GAYS MILLS - One of my favorite books, at least in the paperback, reference, humorous and philosophical section of my personal library, is ‘The 2,548 Best Things Anybody Ever Said.’  It’s a book you don’t just sit down and read to see how it ends. It’s more like a book to browse through once in a while. Loaded with wit and wisdom, it’s a book you tend to read a few quotes from and think about for the rest of the day.

So here are a few from the book:


“Getting caught is the mother of invention.”  -Robert Byrne

“Mathematics has given economics rigor, but alas, also mortis.” -Robert Heilbroner

“There is so little difference between husbands you might as well keep the first.”    -Adela Rogers St. Johns

“I was married by a judge.  I should have asked for a jury.” -George Burns

“Where I come from, when a Catholic marries a Lutheran it is considered the first step on the road to Minneapolis.”     -Garrison Keillor

“My mother had a great deal of trouble with me, but I think she enjoyed it.”   -Mark Twain

“Children today are tyrants.  They contradict their parents, gobble their food, and tyrannize their teachers.”  -Socrates (470-399 B.C.)

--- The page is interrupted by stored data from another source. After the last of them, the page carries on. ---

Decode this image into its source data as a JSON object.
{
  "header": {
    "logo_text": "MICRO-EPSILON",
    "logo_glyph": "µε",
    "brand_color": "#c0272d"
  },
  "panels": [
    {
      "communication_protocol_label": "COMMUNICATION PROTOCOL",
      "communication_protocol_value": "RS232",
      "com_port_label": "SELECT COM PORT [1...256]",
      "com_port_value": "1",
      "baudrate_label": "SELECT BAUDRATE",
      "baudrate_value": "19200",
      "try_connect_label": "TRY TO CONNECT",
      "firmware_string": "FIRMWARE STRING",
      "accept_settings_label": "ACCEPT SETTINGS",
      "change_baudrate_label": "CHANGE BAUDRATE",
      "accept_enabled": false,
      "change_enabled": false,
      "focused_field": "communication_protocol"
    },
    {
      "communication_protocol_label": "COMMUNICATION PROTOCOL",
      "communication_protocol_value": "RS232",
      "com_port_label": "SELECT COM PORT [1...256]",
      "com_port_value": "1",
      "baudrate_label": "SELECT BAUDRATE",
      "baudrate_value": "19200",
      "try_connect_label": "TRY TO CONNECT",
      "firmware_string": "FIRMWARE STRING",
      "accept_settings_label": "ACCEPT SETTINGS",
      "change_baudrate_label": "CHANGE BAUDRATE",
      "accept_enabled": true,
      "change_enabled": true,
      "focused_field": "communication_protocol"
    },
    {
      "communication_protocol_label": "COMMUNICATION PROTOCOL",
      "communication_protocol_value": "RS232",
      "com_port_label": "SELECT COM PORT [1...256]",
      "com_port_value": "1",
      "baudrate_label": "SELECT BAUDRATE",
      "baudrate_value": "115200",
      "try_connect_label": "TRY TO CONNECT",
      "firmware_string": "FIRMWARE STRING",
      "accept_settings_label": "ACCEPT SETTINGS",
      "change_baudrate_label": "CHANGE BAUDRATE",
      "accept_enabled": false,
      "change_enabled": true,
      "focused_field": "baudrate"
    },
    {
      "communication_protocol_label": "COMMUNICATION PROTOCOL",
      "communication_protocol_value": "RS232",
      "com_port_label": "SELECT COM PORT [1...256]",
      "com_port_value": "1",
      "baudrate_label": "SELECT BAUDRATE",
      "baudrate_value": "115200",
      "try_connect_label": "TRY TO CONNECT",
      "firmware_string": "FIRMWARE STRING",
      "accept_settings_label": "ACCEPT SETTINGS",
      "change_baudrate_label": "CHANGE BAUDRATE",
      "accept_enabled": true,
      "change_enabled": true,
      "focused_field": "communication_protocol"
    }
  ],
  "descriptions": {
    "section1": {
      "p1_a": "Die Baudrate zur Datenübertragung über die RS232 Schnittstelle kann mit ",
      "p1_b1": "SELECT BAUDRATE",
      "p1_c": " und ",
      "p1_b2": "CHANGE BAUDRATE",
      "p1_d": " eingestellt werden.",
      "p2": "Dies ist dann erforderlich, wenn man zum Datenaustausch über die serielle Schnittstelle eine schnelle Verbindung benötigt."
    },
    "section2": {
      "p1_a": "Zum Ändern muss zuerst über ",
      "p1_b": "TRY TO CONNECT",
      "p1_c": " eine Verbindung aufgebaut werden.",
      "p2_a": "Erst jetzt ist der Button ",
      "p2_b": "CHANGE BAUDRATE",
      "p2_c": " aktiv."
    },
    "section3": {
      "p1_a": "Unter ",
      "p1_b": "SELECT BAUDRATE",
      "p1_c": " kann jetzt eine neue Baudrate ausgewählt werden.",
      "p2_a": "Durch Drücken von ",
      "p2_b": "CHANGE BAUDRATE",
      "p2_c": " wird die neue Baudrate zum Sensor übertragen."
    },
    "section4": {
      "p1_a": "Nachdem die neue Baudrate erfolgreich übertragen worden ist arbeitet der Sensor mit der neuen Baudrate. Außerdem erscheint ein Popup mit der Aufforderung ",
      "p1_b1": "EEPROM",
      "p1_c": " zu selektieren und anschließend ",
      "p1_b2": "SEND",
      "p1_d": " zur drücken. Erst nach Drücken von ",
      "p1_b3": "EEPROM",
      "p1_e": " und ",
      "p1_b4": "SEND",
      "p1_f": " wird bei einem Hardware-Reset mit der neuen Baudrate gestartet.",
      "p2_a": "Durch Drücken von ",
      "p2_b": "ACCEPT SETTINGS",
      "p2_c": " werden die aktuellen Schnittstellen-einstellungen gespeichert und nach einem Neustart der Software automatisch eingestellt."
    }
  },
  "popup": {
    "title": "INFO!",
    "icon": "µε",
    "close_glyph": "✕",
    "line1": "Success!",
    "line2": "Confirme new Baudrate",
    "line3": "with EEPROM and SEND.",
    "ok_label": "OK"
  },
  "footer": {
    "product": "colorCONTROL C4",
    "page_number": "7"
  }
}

“If you’re not beguiling by age twelve, forget it.” -Lucy (Charles Schulz)

“I was so naïve as a kid I used to sneak behind the barn and do nothing.” -Johnny Carson

“I like work; it fascinates me.  I can sit and watch it for hours.” -Jerome K. Jerome

“The income tax has made liars out of more people than golf.” -Will Rogers

“I am not young enough to know everything.”  -Oscar Wilde

“Old age is when the liver spots show through your gloves.” -Phyllis Diller

“I am a kind of paranoiac in reverse. I suspect people of plotting to make me happy.”  J.D. Salinger

“A bore is someone who, when you ask him how he is, tells you.  -Variously ascribed

“Part of the secret to success in life is to eat what you like and let the food fight it out inside.”  -Mark Twain

“In Mexico we have a word for sushi: bait.” -Jose Simon

“If you want to look young and thin, hang around old fat people.” -Jim Eason

“I prefer Hostess fruit pies to pop-up toaster tarts, because they don’t require so much cooking.”   -Carrie Snow

“The trouble with eating Italian food is that five or six days later you’re hungry again.” -George Miller

Enjoy the great fall weather we’re having.